I am coding the derivation of a Dirichlet-Multinomial posterior in a paper that I've read and I am having trouble getting the distribution to sum to 1. Here is the code in its unsimplified form:
def pcn(X, n, N, c, alpha):
pnc = np.math.factorial(np.sum([n[i] for i in range(len(n))]))/ \
np.product([np.math.factorial(n[i]) for i in range(len(n))])* \
np.product([c[i]**n[i] for i in range(len(n))])
pc = G(len(X)*alpha)/ \
np.product([G(alpha) for i in range(len(n)) if i in X])* \
np.product([(c[i])**(alpha - 1) for i in range(len(n)) if i in X])
pn = np.math.factorial(N)/ \
np.product([np.math.factorial(n[i]) for i in range(len(n)) if i in X])* \
G(len(X)*alpha)/ \
G(len(X)*alpha + N)* \
np.product([G(alpha + n[i])/G(alpha) for i in range(len(n)) if i in X])
return pnc
which I've simplified here removing the parts that get divided out:
def pcns(X, n, N, c, alpha):
pnc = np.product([c[i]**n[i] for i in range(len(n))])

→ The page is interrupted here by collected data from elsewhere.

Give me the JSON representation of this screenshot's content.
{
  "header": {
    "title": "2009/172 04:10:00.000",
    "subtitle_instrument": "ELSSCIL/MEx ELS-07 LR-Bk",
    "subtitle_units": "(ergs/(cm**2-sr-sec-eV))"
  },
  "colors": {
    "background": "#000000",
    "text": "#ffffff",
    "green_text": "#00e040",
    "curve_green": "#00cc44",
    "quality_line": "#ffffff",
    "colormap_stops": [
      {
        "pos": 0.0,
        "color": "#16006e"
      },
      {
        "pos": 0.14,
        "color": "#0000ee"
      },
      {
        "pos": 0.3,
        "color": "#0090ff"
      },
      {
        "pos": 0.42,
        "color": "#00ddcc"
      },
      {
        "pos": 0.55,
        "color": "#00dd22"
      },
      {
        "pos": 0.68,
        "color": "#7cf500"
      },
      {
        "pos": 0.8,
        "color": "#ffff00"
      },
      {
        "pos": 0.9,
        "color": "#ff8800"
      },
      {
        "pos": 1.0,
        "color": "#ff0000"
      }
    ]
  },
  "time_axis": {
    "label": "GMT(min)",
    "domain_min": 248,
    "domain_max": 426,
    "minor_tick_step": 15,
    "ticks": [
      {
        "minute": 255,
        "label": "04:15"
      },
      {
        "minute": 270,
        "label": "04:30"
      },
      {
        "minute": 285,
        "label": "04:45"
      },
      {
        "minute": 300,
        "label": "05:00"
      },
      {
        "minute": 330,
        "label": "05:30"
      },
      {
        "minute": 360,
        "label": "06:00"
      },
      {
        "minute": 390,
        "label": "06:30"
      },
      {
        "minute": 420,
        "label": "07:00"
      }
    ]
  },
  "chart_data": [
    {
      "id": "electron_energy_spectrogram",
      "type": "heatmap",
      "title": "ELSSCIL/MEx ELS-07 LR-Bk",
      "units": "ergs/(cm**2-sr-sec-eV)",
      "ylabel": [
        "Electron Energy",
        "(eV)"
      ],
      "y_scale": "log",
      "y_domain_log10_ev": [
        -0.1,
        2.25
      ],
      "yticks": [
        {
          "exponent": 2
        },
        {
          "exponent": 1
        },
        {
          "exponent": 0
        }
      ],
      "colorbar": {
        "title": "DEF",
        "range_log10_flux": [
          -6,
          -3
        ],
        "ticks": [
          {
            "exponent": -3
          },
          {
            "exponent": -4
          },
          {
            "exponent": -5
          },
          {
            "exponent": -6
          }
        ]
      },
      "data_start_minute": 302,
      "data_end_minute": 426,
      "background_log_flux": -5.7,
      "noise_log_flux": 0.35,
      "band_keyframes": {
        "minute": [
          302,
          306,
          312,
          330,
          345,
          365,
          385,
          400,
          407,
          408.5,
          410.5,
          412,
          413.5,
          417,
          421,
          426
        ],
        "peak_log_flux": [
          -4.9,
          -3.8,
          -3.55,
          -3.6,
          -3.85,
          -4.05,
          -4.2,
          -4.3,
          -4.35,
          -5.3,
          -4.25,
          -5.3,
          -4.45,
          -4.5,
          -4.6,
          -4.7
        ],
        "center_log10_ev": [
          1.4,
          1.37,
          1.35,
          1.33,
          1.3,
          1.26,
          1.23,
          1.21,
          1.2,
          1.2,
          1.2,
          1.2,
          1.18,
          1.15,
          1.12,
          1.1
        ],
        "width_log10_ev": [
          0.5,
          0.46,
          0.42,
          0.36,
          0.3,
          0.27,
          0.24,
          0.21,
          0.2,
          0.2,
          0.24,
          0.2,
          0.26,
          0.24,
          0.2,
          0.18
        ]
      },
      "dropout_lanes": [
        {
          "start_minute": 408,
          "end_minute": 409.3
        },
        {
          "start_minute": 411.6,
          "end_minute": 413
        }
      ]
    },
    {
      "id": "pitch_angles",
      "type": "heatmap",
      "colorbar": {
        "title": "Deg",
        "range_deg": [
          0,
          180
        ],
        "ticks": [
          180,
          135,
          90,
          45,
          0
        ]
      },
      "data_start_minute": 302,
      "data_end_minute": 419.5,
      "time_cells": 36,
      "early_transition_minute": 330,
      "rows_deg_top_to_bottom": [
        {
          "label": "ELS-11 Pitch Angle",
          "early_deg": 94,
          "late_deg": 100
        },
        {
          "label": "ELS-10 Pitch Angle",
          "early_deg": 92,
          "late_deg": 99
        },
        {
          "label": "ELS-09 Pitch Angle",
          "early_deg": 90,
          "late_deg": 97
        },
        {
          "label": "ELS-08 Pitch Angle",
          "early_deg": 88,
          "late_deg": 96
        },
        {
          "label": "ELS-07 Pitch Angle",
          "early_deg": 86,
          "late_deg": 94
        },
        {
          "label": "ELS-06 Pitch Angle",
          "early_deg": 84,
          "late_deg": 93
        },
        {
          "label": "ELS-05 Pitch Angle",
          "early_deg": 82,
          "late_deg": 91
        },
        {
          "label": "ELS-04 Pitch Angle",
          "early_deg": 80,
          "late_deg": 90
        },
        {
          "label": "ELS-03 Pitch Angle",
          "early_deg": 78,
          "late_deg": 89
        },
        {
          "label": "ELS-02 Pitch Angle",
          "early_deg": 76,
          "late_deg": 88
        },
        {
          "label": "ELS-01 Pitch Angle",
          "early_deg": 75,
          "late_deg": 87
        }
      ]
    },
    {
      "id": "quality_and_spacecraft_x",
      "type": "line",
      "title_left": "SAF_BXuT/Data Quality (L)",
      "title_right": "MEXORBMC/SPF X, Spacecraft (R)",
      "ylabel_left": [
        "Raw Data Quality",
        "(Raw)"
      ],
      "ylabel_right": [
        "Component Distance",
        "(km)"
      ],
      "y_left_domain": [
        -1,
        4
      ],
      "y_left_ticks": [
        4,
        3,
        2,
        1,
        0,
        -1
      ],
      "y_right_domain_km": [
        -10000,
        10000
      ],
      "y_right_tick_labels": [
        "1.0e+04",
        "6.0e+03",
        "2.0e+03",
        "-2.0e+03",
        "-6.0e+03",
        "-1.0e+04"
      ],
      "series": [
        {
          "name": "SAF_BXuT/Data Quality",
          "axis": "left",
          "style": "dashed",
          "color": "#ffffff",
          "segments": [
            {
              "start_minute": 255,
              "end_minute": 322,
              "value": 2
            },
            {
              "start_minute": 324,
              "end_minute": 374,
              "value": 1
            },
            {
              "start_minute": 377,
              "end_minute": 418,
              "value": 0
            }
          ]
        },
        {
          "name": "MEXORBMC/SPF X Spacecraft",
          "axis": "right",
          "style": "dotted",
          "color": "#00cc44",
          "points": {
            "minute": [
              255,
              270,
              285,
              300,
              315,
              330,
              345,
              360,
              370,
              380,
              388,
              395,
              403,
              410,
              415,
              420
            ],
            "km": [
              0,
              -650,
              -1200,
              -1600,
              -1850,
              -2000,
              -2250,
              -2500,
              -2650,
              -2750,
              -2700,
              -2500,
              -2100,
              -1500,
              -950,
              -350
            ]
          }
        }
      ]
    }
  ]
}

pc = np.product([(c[i])**(alpha - 1) for i in range(len(n))])/ \
np.product([G(alpha) for i in range(len(n))])
pn = np.product([G(alpha + n[i])/G(alpha) for i in range(len(n))])/ \
G(len(X)*alpha + N)
return pnc * pc / pn
I set the input variables and initialize the array of c to input:
X = [0,1]
n = [6.0, 3.0]
N = sum(n)
alpha = 20
c = np.linspace(0, 1, 1000)
and then I iterate over c and evaluate my posterior function at each c and plot:
dist = []
for i in c:
dist.append(pcns(X, n, N, [i, 1-i], alpha))
plt.plot(c,dist)
The value I get when I sum over dist
is 999 or len(c) - 1
. Would anyone happen to know why it doesn't some to 1?